In a production process of a semiconductor element, an original pattern in which a circuit pattern is formed, that is, a mask or a reticle (hereinafter collectively referred to as a mask) is exposed and transferred onto a wafer by a reduction projection exposure apparatus called a stepper or a scanner. Since production of a Large Scale Integration (LSI) requires a large manufacturing cost, it is crucial to improve the production yield. A defect of a mask pattern can be cited as a large factor of degradation in the production yield of a semiconductor element.
Further, in the inspection process, not only is the detection of a defect performed, but also, measurement of a line width (CD) of a pattern formed in a mask is performed, to generate a map of a distribution of a difference value (line width error: ΔCD) between the measured value of the line width and the design value of the pattern. The obtained ΔCD map is then fedback to the mask production process to be used for revising the condition of the process.

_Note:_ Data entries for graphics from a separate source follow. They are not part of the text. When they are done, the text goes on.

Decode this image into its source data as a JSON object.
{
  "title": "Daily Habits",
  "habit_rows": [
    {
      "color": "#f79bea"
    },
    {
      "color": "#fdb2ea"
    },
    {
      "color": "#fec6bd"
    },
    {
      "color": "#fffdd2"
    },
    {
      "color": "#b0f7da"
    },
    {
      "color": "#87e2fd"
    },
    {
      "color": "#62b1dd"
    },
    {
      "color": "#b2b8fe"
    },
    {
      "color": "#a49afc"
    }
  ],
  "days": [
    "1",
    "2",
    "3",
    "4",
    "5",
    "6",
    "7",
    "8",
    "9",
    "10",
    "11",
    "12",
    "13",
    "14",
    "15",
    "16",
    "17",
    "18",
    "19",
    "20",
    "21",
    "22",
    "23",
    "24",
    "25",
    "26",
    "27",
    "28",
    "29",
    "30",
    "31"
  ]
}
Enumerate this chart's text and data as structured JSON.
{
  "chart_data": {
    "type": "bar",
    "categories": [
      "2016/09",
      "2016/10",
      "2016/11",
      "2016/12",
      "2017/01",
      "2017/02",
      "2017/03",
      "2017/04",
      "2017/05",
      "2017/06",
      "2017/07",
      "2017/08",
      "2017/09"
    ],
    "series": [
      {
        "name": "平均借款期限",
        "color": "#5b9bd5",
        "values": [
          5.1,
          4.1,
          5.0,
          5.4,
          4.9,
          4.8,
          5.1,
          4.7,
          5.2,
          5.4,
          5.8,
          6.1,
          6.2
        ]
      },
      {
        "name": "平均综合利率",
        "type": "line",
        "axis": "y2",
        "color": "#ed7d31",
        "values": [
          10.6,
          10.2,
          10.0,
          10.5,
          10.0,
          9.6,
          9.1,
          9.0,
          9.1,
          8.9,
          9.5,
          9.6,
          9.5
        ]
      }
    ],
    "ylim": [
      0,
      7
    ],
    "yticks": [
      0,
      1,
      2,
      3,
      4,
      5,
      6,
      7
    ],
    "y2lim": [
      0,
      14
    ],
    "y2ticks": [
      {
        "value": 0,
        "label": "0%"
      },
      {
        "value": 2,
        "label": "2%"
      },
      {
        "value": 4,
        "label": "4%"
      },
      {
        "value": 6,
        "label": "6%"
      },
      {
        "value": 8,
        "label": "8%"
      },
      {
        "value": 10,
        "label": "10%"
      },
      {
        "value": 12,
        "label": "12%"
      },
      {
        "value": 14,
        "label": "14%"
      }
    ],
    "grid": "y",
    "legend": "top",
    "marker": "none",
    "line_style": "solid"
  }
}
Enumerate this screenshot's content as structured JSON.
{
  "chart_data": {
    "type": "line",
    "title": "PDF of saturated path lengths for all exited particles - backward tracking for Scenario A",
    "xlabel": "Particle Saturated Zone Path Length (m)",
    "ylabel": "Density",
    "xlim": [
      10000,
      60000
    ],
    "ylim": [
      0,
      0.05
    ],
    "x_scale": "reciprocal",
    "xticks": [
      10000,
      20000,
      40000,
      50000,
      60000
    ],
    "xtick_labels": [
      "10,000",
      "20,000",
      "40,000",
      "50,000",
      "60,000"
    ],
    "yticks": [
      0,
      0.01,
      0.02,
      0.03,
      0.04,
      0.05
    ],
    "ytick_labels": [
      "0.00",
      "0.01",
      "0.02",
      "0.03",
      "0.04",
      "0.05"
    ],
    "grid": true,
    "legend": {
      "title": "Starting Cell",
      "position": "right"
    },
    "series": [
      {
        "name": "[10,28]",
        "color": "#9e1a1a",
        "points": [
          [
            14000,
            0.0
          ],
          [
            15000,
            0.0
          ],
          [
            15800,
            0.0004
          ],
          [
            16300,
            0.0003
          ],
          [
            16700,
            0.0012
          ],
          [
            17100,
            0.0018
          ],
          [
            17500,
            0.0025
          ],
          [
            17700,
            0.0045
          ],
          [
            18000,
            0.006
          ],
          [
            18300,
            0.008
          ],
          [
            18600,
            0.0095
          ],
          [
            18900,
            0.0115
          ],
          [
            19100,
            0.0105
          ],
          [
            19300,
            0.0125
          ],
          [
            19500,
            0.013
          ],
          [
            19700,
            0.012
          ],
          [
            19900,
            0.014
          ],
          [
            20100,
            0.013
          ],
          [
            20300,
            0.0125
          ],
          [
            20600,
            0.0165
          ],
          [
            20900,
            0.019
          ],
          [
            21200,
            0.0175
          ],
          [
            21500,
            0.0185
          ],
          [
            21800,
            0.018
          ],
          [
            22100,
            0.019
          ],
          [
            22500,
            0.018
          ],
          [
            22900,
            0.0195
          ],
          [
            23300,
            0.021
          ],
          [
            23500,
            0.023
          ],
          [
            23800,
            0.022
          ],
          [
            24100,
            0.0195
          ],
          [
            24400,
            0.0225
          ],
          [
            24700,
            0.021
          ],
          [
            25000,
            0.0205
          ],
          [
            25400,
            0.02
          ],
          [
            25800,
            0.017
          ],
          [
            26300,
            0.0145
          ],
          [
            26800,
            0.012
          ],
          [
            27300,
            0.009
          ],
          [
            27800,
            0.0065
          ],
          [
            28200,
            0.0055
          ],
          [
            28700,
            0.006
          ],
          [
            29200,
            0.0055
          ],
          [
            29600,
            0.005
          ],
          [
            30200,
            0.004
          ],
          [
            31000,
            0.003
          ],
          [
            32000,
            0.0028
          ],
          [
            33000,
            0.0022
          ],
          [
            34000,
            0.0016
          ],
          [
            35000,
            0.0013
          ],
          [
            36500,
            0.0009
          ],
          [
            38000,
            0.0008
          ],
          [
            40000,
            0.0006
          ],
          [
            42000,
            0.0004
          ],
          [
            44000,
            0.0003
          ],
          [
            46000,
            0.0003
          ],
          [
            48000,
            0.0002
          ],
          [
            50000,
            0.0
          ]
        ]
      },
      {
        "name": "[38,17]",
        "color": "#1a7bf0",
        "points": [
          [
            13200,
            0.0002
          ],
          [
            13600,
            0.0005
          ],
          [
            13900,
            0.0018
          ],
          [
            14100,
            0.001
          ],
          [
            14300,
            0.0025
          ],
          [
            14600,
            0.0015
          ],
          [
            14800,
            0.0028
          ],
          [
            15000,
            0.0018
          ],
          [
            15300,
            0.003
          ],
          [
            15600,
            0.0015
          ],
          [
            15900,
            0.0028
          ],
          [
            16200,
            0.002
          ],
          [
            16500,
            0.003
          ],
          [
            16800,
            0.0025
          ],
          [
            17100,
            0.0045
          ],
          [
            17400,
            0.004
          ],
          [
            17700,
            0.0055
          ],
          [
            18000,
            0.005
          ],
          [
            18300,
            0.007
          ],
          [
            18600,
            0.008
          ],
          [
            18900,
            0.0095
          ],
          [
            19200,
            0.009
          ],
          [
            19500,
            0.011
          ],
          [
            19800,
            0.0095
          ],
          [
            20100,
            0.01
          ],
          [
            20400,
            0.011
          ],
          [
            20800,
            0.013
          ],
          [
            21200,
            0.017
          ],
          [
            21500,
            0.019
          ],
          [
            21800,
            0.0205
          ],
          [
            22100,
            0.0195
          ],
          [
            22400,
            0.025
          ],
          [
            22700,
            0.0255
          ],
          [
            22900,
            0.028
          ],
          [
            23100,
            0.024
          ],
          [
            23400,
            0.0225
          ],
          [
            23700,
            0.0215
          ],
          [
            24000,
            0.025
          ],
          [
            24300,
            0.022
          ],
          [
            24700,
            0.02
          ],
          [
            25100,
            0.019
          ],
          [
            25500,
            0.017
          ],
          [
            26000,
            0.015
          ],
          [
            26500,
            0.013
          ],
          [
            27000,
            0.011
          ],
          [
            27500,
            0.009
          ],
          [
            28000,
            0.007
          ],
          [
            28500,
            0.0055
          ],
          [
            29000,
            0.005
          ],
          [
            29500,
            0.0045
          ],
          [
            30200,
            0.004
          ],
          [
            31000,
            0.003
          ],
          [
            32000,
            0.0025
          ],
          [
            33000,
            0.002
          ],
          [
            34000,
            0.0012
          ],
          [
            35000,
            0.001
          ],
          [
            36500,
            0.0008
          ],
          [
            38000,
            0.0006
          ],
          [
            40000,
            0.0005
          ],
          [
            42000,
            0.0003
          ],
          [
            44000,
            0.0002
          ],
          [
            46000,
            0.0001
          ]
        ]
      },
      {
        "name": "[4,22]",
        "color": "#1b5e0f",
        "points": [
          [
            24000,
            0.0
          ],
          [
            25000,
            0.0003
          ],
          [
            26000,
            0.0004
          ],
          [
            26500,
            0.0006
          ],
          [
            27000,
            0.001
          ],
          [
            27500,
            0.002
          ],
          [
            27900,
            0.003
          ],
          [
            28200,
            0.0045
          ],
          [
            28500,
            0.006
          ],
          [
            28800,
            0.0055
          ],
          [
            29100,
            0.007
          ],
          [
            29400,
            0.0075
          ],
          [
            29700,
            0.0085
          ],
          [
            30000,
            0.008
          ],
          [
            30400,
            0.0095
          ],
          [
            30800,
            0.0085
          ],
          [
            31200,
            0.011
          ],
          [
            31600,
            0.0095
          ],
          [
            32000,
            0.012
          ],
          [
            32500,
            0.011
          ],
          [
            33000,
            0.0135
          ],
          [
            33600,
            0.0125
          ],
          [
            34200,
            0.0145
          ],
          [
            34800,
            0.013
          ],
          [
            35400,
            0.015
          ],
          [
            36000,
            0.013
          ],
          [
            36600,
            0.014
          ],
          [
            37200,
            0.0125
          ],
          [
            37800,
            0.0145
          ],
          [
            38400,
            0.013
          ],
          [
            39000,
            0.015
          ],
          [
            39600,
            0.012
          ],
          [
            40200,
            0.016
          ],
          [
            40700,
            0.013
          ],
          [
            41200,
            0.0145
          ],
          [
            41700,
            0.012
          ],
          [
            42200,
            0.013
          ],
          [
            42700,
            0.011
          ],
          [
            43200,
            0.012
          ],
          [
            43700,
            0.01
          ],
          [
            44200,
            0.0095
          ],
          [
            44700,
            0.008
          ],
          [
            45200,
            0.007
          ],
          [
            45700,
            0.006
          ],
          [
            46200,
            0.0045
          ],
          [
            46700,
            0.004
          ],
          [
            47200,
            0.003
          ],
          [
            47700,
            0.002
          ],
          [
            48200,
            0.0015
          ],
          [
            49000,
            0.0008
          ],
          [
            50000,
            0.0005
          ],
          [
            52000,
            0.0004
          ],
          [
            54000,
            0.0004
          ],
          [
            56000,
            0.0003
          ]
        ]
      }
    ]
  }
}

Document 1 (Japanese Unexamined Patent Application Publication No: 2012-220388) discloses an inspection apparatus for inspecting a mask by dividing light emitted from a light source to two light paths, wherein one light path illuminates a mask to be inspected by light transmitted through the mask, and another path illuminates the mask by light reflected by the mask, thereby obtaining an optical image of the pattern of the mask by a sensor in which the light transmitted through the mask is incident, and another sensor in which the light reflected by the mask is incident. In this inspection apparatus, a polarized beam splitter is disposed along the light path from the mask to the sensor. Further, this polarized beam splitter is also disposed along the light path for illuminating the mask with the light to be reflected. That is, the light reflected by the polarized beam splitter illuminates, and is then reflected by, the mask, and is incident to the sensor after returning through the polarized beam splitter.
Generally, a mask consists of a quartz glass substrate, and a pattern consisting of a light shielding film comprising a chrome film formed on the surface of quartz glass substrate. The quartz glass substrate has birefringence, and the direction of the birefringence is different depending on the position of the inside of the substrate as a result of distortion, etc. Therefore, the polarized state of the light before transmission through the mask is then changed to a different polarized state after the light is transmitted through the mask, as a result there is a problem in that the light quantity of the light transmitted through the polarized beam splitter is decreased. Specifically, the light before transmission through the mask is circularly polarized light, whereas on the other hand, the light after transmission through the mask is elliptical-polarized light, depending on the difference of the direction of the birefringence in the mask. The light transmitted through the mask is changed by a quarter-wavelength plate from the circularly polarized light to the linearly polarized light having only a p-polarized component for the polarized beam splitter, thereby allowing transmission through the polarized beam splitter. However, because the elliptical polarized light is incident to the quarter-wavelength plate, the light to be incident to the polarized beam splitter is: non-linearly polarized light, or a linearly polarized light having the s-polarized component. As a result the light quantity of the light to be transmitted through the polarized beam splitter is decreased.
In order to resolve the above-mentioned problem, in Document 1, the quartz glass substrate in which a pattern is not formed, is illuminated before the inspection for detecting a defect, and then the transmitted light is incident to the sensor in order to generate brightness distribution data. Then, a brightness value of an actual inspection is corrected using the brightness distribution data. However, it takes a great deal of time to obtain the brightness distribution data for every before the inspection. Document 1 also does not disclose a generation of a ΔCD map.
An object of the present invention is to provide an inspection apparatus and an inspection method that can perform inspection to detect a defect easily and accurately by decreasing an effect by birefringence of a quartz glass substrate, and can obtain an accurate line width error in order to generate an accurate ΔCD map. Other advantages and challenges of the present invention are apparent from the following description.